Rural Ray Tracing Model

The rural ray-tracing model is a (deterministic) multipath propagation model, considering phenomena like multiple reflections and wave guiding effects in canyons is required to obtain accurate predictions of the signal level and the spatial channel impulse response.

The wave propagation in rural and suburban scenarios is often characterized by multi path propagation due to interactions (reflections, diffractions, scattering) at various obstacles (hills, buildings, towers). Simple empirical propagation models for these scenarios do either ignore the topography between transmitter and receiver (Hata-Okumura model, empirical two ray model) or they consider only the shadowing due to obstacles in the vertical plane (deterministic two ray model).

More sophisticated approaches include multiple diffractions in the vertical plane (knife edge diffraction models) or they compute the wave guiding around obstacles in 3D (dominant path model). All these prediction models listed above are focusing only on a single propagation path. But in reality there are very often more propagation paths between transmitter and receiver. And only the superposition of all these paths leads to an accurate prediction. Therefore, ray-tracing models are available for rural scenarios.

WinProp offers rural ray tracing (RRT), which analyzes rays and interactions only in the vertical plane between transmitter and receiver, and standard ray tracing (SRT), which performs full 3D ray tracing. Rural ray tracing takes a limited number of interactions into account, and may not reach all prediction points by itself. Therefore, it has been enhanced with additional knife edge diffraction to predict propagation results for remaining locations.


The approach of the rural ray-tracing model requires the conversion of the topography data (in pixel format) to a 3D vector data format. This step has to be made once for each scenario and can be done using the conversion functions included in WallMan. After conversion is done, the rural vector database is written to a file with the extension .tdv. This file has to be used to set up the rural simulation project if the rural ray-tracing should be used as propagation model.

The following data can be considered by the RRT model:
  • Topography: Topo maps must be converted from raster data to vector data using WallMan
  • Clutter/land usage: Clutter maps must be converted from raster data to vector data using WallMan
  • Vector objects: Additional vector objects (.idb files) can be added during the conversion using WallMan

Figure 1. Topography database in raster format (on the left) and topography database in vector format (to the right).
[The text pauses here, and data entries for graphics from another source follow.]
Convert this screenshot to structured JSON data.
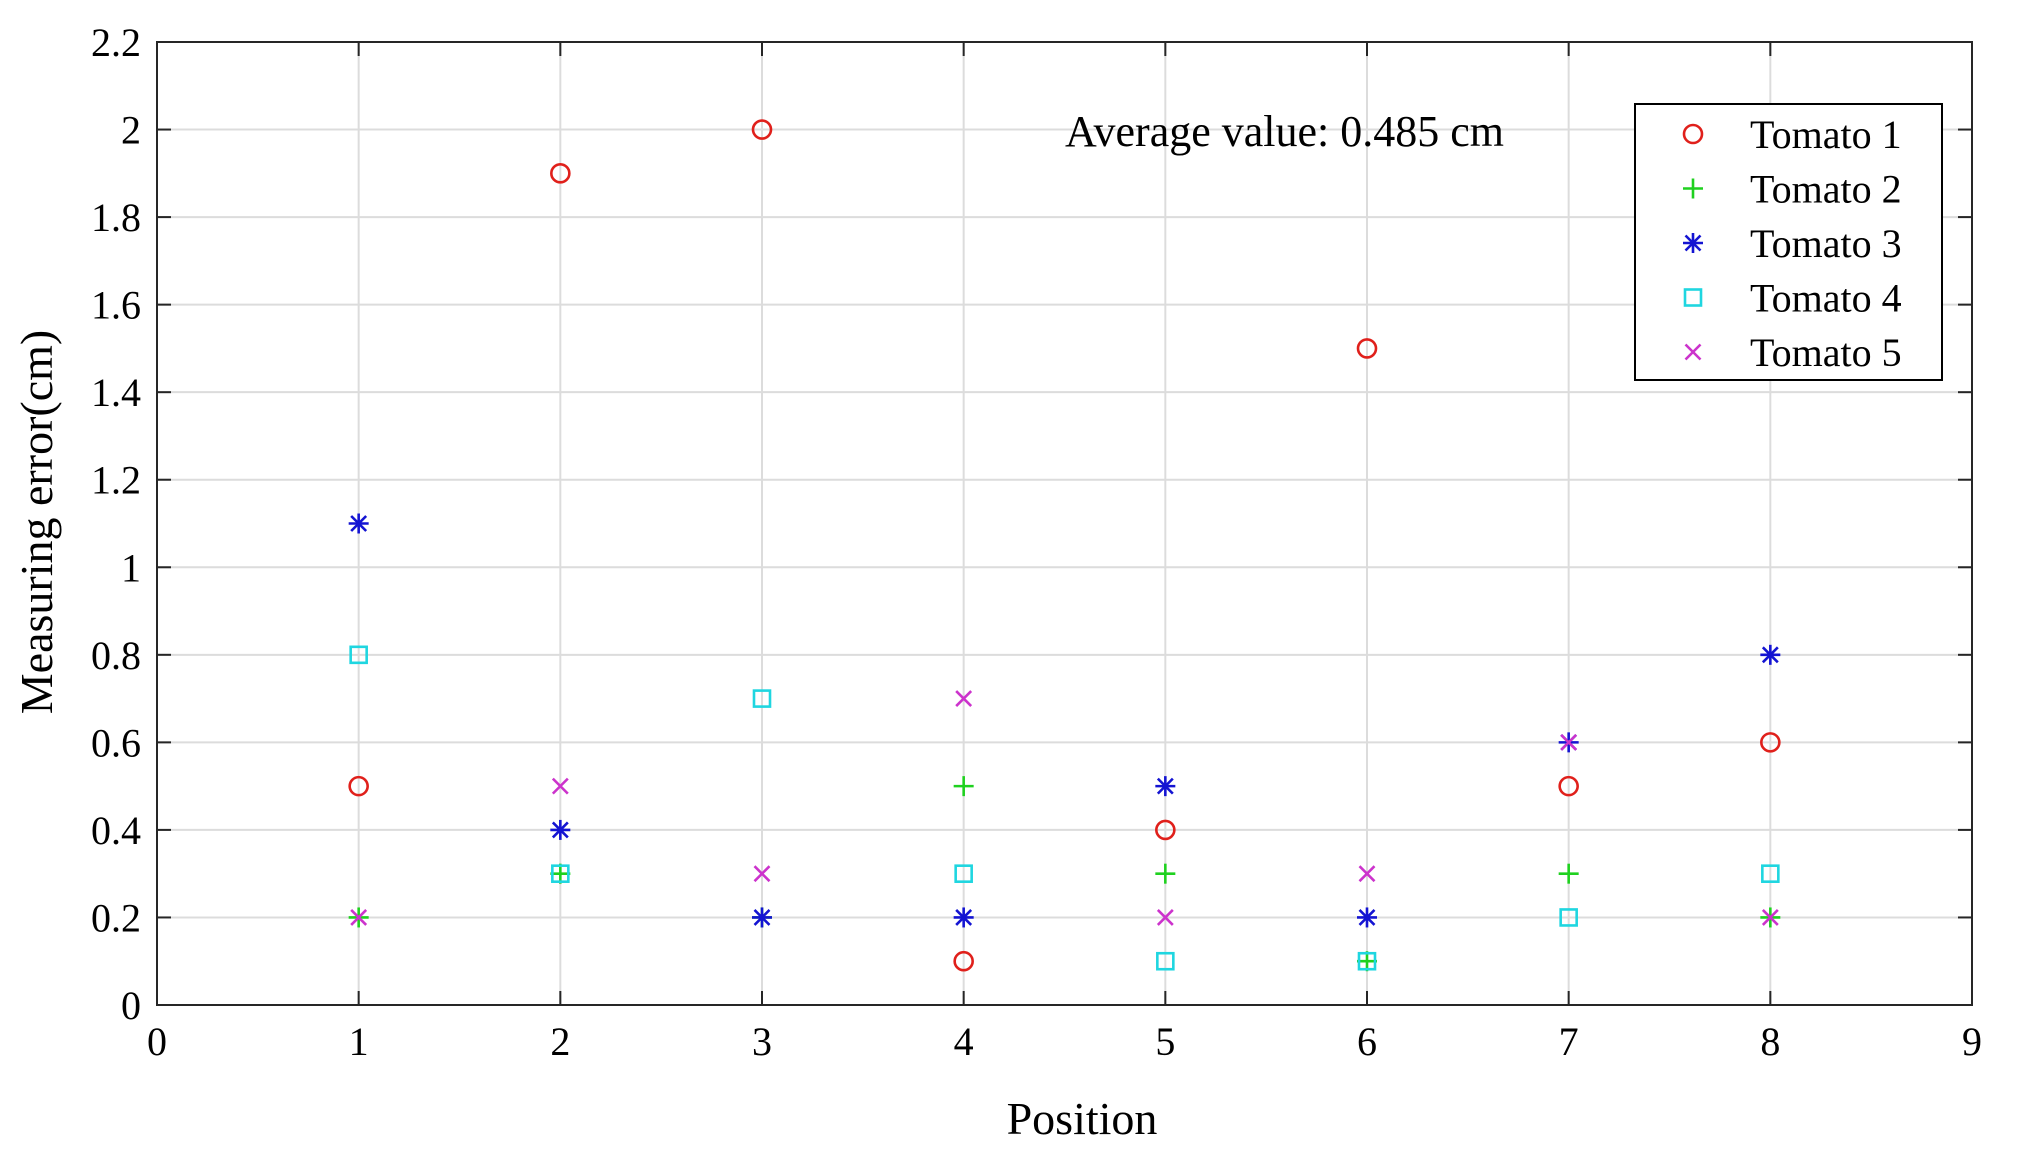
{
  "chart_data": {
    "type": "scatter",
    "title": "",
    "xlabel": "Position",
    "ylabel": "Measuring error(cm)",
    "xlim": [
      0,
      9
    ],
    "ylim": [
      0,
      2.2
    ],
    "xticks": [
      0,
      1,
      2,
      3,
      4,
      5,
      6,
      7,
      8,
      9
    ],
    "xtick_labels": [
      "0",
      "1",
      "2",
      "3",
      "4",
      "5",
      "6",
      "7",
      "8",
      "9"
    ],
    "yticks": [
      0,
      0.2,
      0.4,
      0.6,
      0.8,
      1,
      1.2,
      1.4,
      1.6,
      1.8,
      2,
      2.2
    ],
    "ytick_labels": [
      "0",
      "0.2",
      "0.4",
      "0.6",
      "0.8",
      "1",
      "1.2",
      "1.4",
      "1.6",
      "1.8",
      "2",
      "2.2"
    ],
    "grid": true,
    "legend_position": "top-right",
    "annotation": "Average value: 0.485 cm",
    "x": [
      1,
      2,
      3,
      4,
      5,
      6,
      7,
      8
    ],
    "series": [
      {
        "name": "Tomato 1",
        "marker": "circle",
        "color": "#e0201b",
        "values": [
          0.5,
          1.9,
          2.0,
          0.1,
          0.4,
          1.5,
          0.5,
          0.6
        ]
      },
      {
        "name": "Tomato 2",
        "marker": "plus",
        "color": "#1fd11f",
        "values": [
          0.2,
          0.3,
          0.2,
          0.5,
          0.3,
          0.1,
          0.3,
          0.2
        ]
      },
      {
        "name": "Tomato 3",
        "marker": "asterisk",
        "color": "#1414d2",
        "values": [
          1.1,
          0.4,
          0.2,
          0.2,
          0.5,
          0.2,
          0.6,
          0.8
        ]
      },
      {
        "name": "Tomato 4",
        "marker": "square",
        "color": "#1fd6e0",
        "values": [
          0.8,
          0.3,
          0.7,
          0.3,
          0.1,
          0.1,
          0.2,
          0.3
        ]
      },
      {
        "name": "Tomato 5",
        "marker": "cross",
        "color": "#cc33cc",
        "values": [
          0.2,
          0.5,
          0.3,
          0.7,
          0.2,
          0.3,
          0.6,
          0.2
        ]
      }
    ]
  }
}
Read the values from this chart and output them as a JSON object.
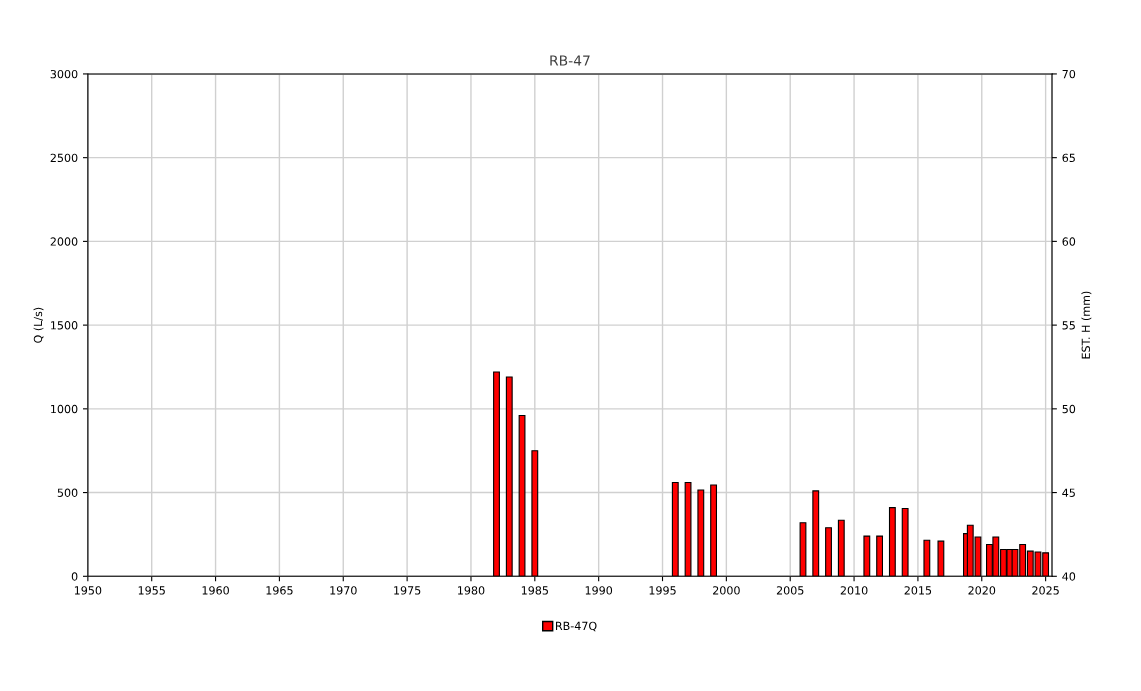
{
  "chart_data": {
    "type": "bar",
    "title": "RB-47",
    "ylabel": "Q (L/s)",
    "y2label": "EST. H (mm)",
    "x": [
      1982,
      1983,
      1984,
      1985,
      1996,
      1997,
      1998,
      1999,
      2006,
      2007,
      2008,
      2009,
      2011,
      2012,
      2013,
      2014,
      2015.7,
      2016.8,
      2018.8,
      2019.1,
      2019.7,
      2020.6,
      2021.1,
      2021.7,
      2022.2,
      2022.6,
      2023.2,
      2023.8,
      2024.4,
      2025.0
    ],
    "series": [
      {
        "name": "RB-47Q",
        "color": "#ff0000",
        "values": [
          1220,
          1190,
          960,
          750,
          560,
          560,
          515,
          545,
          320,
          510,
          290,
          335,
          240,
          240,
          410,
          405,
          215,
          210,
          255,
          305,
          235,
          190,
          235,
          160,
          160,
          160,
          190,
          150,
          145,
          140
        ]
      }
    ],
    "xlim": [
      1950,
      2025.5
    ],
    "xticks": [
      1950,
      1955,
      1960,
      1965,
      1970,
      1975,
      1980,
      1985,
      1990,
      1995,
      2000,
      2005,
      2010,
      2015,
      2020,
      2025
    ],
    "ylim": [
      0,
      3000
    ],
    "yticks": [
      0,
      500,
      1000,
      1500,
      2000,
      2500,
      3000
    ],
    "y2lim": [
      40,
      70
    ],
    "y2ticks": [
      40,
      45,
      50,
      55,
      60,
      65,
      70
    ],
    "grid": true,
    "legend": "bottom"
  }
}
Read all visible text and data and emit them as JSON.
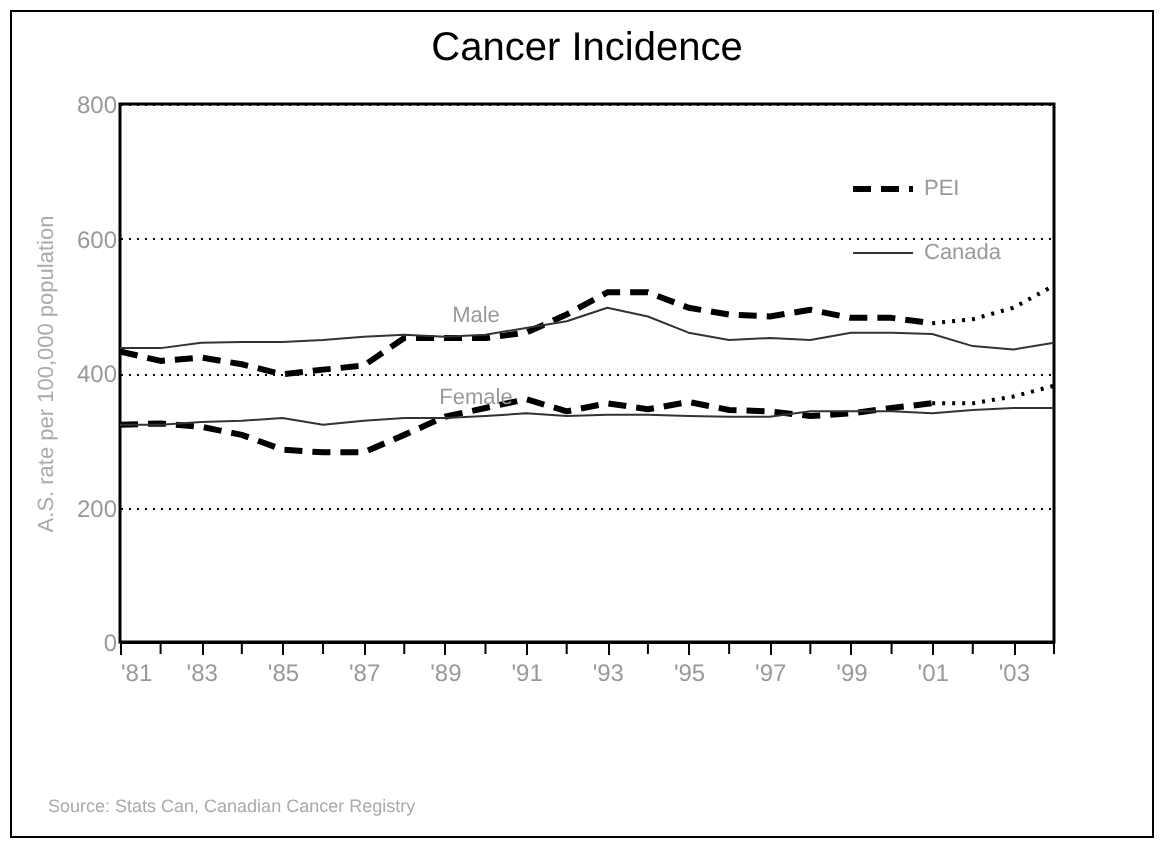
{
  "chart_data": {
    "type": "line",
    "title": "Cancer Incidence",
    "ylabel": "A.S. rate per 100,000 population",
    "x": [
      1981,
      1982,
      1983,
      1984,
      1985,
      1986,
      1987,
      1988,
      1989,
      1990,
      1991,
      1992,
      1993,
      1994,
      1995,
      1996,
      1997,
      1998,
      1999,
      2000,
      2001,
      2002,
      2003,
      2004
    ],
    "series": [
      {
        "name": "PEI",
        "color": "#000000",
        "line_style": "dashed",
        "x": [
          1981,
          1982,
          1983,
          1984,
          1985,
          1986,
          1987,
          1988,
          1989,
          1990,
          1991,
          1992,
          1993,
          1994,
          1995,
          1996,
          1997,
          1998,
          1999,
          2000,
          2001
        ],
        "values": [
          432,
          418,
          423,
          413,
          398,
          405,
          411,
          452,
          452,
          452,
          460,
          487,
          520,
          520,
          497,
          487,
          484,
          494,
          482,
          482,
          474
        ]
      },
      {
        "color": "#000000",
        "line_style": "dotted",
        "x": [
          2001,
          2002,
          2003,
          2004
        ],
        "values": [
          474,
          480,
          497,
          530
        ]
      },
      {
        "name": "Canada",
        "color": "#333333",
        "line_style": "solid",
        "values": [
          437,
          437,
          445,
          446,
          446,
          449,
          454,
          457,
          454,
          457,
          467,
          477,
          497,
          484,
          460,
          449,
          452,
          449,
          460,
          460,
          458,
          440,
          435,
          445
        ]
      },
      {
        "color": "#000000",
        "line_style": "dashed",
        "x": [
          1981,
          1982,
          1983,
          1984,
          1985,
          1986,
          1987,
          1988,
          1989,
          1990,
          1991,
          1992,
          1993,
          1994,
          1995,
          1996,
          1997,
          1998,
          1999,
          2000,
          2001
        ],
        "values": [
          323,
          325,
          320,
          308,
          286,
          282,
          282,
          308,
          335,
          348,
          361,
          343,
          355,
          346,
          357,
          345,
          343,
          336,
          340,
          348,
          355
        ]
      },
      {
        "color": "#000000",
        "line_style": "dotted",
        "x": [
          2001,
          2002,
          2003,
          2004
        ],
        "values": [
          355,
          355,
          365,
          381
        ]
      },
      {
        "color": "#333333",
        "line_style": "solid",
        "values": [
          323,
          323,
          327,
          329,
          333,
          323,
          329,
          333,
          333,
          336,
          340,
          336,
          338,
          338,
          336,
          335,
          335,
          343,
          343,
          343,
          340,
          345,
          348,
          348
        ]
      }
    ],
    "xlim": [
      1981,
      2004
    ],
    "xticks": [
      {
        "value": 1981,
        "label": "'81"
      },
      {
        "value": 1982,
        "label": null
      },
      {
        "value": 1983,
        "label": "'83"
      },
      {
        "value": 1984,
        "label": null
      },
      {
        "value": 1985,
        "label": "'85"
      },
      {
        "value": 1986,
        "label": null
      },
      {
        "value": 1987,
        "label": "'87"
      },
      {
        "value": 1988,
        "label": null
      },
      {
        "value": 1989,
        "label": "'89"
      },
      {
        "value": 1990,
        "label": null
      },
      {
        "value": 1991,
        "label": "'91"
      },
      {
        "value": 1992,
        "label": null
      },
      {
        "value": 1993,
        "label": "'93"
      },
      {
        "value": 1994,
        "label": null
      },
      {
        "value": 1995,
        "label": "'95"
      },
      {
        "value": 1996,
        "label": null
      },
      {
        "value": 1997,
        "label": "'97"
      },
      {
        "value": 1998,
        "label": null
      },
      {
        "value": 1999,
        "label": "'99"
      },
      {
        "value": 2000,
        "label": null
      },
      {
        "value": 2001,
        "label": "'01"
      },
      {
        "value": 2002,
        "label": null
      },
      {
        "value": 2003,
        "label": "'03"
      },
      {
        "value": 2004,
        "label": null
      }
    ],
    "ylim": [
      0,
      800
    ],
    "yticks": [
      0,
      200,
      400,
      600,
      800
    ],
    "grid": "y",
    "legend": "top right",
    "annotations": [
      "Male",
      "Female",
      "Source: Stats Can, Canadian Cancer Registry"
    ]
  }
}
Consideration of Land Usage (Clutter) Data

The additional consideration of land usage (clutter) maps is of course also possible. Similar to the topographical data, the clutter maps are also converted from raster data to 3D vector data taking account the clutter heights and the electrical properties of the materials defined for each clutter class individually. This approach allows a real 3D representation of the land usage maps.

Figure 2. Raster topography without display of land usage (on the left) and raster topography with land usage in vector format (to the right).

Additional Obstacles

Beyond topography and land usage also arbitrary 3D vector objects can be defined in the scenario to model buildings, towers. These obstacles can either be converted from CAD data or they can be drawn in 3D with WinProp's CAD tool WallMan into the vector database. Of course the material properties of each 3D obstacle can be defined individually. The vector objects have to be saved in a regular indoor database file (.idb) and can be additionally considered during the conversion of topo and clutter data into the WinProp file format.

Figure 3. Predicted propagation paths in time-variant environment (on the left) and predicted propagation paths with wire frame topography (to the right).